Gold ETF Boosts 60/20/20 Portfolio to 9.86% Annualized Return
Backtesting shows a 60/20/20 stock, bond, gold portfolio generated a 9.86% annualized return over 2004–2026, outperforming the 7.94% from a 60/40 allocation. Adding gold cut the 2022 drawdown to 14.47% versus 16.9% and boosted Sharpe ratio to 0.70 from 0.58.
1. Portfolio Backtest Results
A backtest of a 60% stock, 20% bond, 20% gold mix delivered a 9.86% annualized return from 2004–2026, compared with 7.94% for a traditional 60/40 stock-bond portfolio. The gold-enhanced allocation trimmed its worst drawdown in 2022 to 14.47%, versus 16.9%, while raising the Sharpe ratio to 0.70 from 0.58.

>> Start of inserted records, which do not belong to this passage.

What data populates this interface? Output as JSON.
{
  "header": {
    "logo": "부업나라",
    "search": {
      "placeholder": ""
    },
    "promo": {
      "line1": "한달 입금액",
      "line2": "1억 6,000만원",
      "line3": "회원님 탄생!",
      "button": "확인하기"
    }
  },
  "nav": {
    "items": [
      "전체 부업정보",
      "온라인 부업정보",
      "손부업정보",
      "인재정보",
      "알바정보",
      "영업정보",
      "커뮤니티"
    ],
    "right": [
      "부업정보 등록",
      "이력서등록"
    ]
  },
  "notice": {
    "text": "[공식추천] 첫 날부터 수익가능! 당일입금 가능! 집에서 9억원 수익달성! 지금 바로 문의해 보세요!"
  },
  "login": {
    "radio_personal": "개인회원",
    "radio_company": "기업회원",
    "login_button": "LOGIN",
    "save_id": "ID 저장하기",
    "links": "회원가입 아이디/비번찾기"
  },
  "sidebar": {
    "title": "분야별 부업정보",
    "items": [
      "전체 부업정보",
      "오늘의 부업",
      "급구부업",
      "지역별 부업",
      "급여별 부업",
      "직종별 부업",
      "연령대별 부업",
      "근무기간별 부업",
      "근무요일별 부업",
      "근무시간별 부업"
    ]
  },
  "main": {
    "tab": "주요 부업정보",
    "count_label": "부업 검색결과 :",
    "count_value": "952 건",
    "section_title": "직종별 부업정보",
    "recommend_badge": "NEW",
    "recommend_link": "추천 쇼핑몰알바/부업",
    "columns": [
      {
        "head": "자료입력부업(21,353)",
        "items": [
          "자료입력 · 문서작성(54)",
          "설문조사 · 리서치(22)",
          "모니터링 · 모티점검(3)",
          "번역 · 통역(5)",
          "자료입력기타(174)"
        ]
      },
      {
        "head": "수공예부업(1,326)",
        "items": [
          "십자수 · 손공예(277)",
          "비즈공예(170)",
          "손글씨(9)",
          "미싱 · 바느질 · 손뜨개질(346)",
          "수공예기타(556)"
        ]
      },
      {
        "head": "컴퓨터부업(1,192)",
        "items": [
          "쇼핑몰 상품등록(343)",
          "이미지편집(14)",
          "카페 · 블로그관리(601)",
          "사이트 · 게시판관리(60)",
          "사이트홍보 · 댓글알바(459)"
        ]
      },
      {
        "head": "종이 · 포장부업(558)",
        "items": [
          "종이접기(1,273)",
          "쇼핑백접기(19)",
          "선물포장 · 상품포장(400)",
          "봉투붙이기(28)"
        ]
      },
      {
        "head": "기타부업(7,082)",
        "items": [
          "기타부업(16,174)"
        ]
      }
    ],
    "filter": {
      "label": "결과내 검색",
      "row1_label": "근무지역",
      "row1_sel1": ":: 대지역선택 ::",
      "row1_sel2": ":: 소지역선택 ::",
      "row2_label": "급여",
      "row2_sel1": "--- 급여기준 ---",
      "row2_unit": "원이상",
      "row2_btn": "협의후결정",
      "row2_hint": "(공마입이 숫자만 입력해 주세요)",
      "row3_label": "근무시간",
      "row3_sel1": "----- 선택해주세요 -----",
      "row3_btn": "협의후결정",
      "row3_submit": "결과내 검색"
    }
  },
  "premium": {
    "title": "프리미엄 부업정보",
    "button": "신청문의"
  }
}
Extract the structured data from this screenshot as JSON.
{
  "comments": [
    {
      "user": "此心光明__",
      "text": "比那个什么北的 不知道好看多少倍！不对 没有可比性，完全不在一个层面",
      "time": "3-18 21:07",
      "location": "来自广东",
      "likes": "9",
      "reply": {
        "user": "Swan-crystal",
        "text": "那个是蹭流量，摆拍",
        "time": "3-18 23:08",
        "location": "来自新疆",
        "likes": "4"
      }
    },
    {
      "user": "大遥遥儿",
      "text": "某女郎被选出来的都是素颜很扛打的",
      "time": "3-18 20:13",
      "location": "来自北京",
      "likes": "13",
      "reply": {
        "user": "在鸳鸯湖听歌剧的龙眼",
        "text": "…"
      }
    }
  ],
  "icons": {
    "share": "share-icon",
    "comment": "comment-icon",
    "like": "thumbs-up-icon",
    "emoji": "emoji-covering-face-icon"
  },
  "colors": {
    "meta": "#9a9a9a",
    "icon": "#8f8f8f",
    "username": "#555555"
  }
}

2. Gold’s Diversification Benefits
Gold’s value drivers differ from equities and bonds, acting as a store of value that tends to appreciate when fiat currency purchasing power declines. Its slow supply growth through mining and lack of yield ties gold’s performance to inflation trends and currency debasement, providing low correlation to traditional assets.
3. Impact on GLD Investors
Investors using the gold ETF gain exposure to gold’s inflation hedge and diversification benefits without direct bullion ownership. Incorporating GLD into balanced portfolios may enhance risk-adjusted returns and reduce volatility during periods of rising rates and inflation.